Thermodynamic and environmental analysis of solar-driven supercritical water gasification of algae for ammonia synthesis and power production

Abstract

A novel system of solar-driven supercritical water gasification (SCWG) of microalgae for ammonia synthesis and power production was proposed to achieve chemical hydrogen storage with ammonia carrier. The system units mainly include SCWG, ammonia synthesis in supercritical water (SCW), power generation by supercritical water mixing fluid, organic Rankine circulating power generation, gas separation and circulating compression, and steam methane reforming. The system design and process simulation were implemented using Aspen plus. The thermodynamic performance of the system was analyzed. The life cycle environmental impact was evaluated with Simapro software.
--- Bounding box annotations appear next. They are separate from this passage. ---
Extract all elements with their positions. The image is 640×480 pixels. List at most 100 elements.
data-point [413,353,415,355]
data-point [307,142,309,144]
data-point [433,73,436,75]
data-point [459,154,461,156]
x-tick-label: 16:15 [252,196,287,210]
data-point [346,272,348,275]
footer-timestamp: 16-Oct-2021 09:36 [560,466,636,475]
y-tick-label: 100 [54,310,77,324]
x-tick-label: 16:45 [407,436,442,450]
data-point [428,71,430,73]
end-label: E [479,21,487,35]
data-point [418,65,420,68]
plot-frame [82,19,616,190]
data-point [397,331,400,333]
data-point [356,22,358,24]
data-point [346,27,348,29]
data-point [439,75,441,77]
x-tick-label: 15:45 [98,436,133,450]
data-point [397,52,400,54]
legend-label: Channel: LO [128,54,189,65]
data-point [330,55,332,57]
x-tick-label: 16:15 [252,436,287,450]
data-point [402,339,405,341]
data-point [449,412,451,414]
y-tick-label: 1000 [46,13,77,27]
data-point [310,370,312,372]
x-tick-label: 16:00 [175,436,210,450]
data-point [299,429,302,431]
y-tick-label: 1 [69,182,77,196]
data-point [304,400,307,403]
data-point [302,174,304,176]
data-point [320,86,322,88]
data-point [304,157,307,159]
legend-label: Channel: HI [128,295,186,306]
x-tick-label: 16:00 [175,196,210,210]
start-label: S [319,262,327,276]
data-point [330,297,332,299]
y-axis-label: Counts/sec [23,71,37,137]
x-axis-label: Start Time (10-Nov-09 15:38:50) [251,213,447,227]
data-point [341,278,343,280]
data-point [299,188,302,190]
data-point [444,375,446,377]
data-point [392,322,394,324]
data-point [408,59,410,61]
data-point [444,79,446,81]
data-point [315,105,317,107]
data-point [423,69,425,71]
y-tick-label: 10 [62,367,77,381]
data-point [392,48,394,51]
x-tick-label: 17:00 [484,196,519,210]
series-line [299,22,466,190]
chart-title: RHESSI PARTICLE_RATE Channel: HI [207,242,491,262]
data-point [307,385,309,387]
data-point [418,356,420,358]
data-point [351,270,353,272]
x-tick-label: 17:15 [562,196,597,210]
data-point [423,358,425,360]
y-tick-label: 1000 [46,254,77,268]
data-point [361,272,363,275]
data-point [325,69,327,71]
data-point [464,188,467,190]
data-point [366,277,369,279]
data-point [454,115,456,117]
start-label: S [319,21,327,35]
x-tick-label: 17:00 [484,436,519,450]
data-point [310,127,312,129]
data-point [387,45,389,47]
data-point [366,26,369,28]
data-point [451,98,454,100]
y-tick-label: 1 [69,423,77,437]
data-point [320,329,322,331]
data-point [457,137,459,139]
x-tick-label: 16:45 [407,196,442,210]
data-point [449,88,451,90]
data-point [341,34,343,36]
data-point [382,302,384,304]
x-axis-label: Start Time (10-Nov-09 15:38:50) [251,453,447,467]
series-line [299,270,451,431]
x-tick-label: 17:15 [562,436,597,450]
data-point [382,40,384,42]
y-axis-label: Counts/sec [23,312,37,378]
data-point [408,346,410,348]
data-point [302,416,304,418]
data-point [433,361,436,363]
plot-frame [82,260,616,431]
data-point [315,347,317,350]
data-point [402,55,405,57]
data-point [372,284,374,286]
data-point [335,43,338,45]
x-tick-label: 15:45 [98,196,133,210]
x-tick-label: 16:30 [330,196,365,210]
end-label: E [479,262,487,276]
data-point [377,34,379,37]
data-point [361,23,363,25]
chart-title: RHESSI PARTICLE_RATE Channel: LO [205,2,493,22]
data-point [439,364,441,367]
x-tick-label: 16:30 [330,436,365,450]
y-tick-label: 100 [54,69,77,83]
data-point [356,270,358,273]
The results of thermodynamic analysis revealed that the energy efficiency, exergy efficiency, and energy consumption per ton of ammonia of the system were closely related to the microalgae concentration designed for the system. The simulation results presented the highest energy efficiency of 42.62% and exergy efficiency of 44.27% with the lowest energy consumption per ton of ammonia of 48.79 GJ/t. The circulating gas compressor was the largest electricity consumer and the heat loss of the coolers was the main reason for the energy loss of the system, indicating the direction of system optimization in the future. The evaluation of the life cycle environmental impact assessment showed that the plant operation stage contributed little to the overall environmental impact compared with the construction and dismantling stage. The values of the main midpoint indicator global warming potential (GWP) and endpoint indicator Human health could be as low as 0.69 kg CO2-eq·kg−1 NH3 and 8.17 × 10−5, respectively, under suitable design conditions. Compared with other ammonia synthesis routes, this work has great advantages in terms of thermodynamics and environmental impact, while it faces both opportunities and challenges. This research reveals the feasibility of SCWG of algae for ammonia synthesis and provides theoretical guidance for biomass cleaning conversion.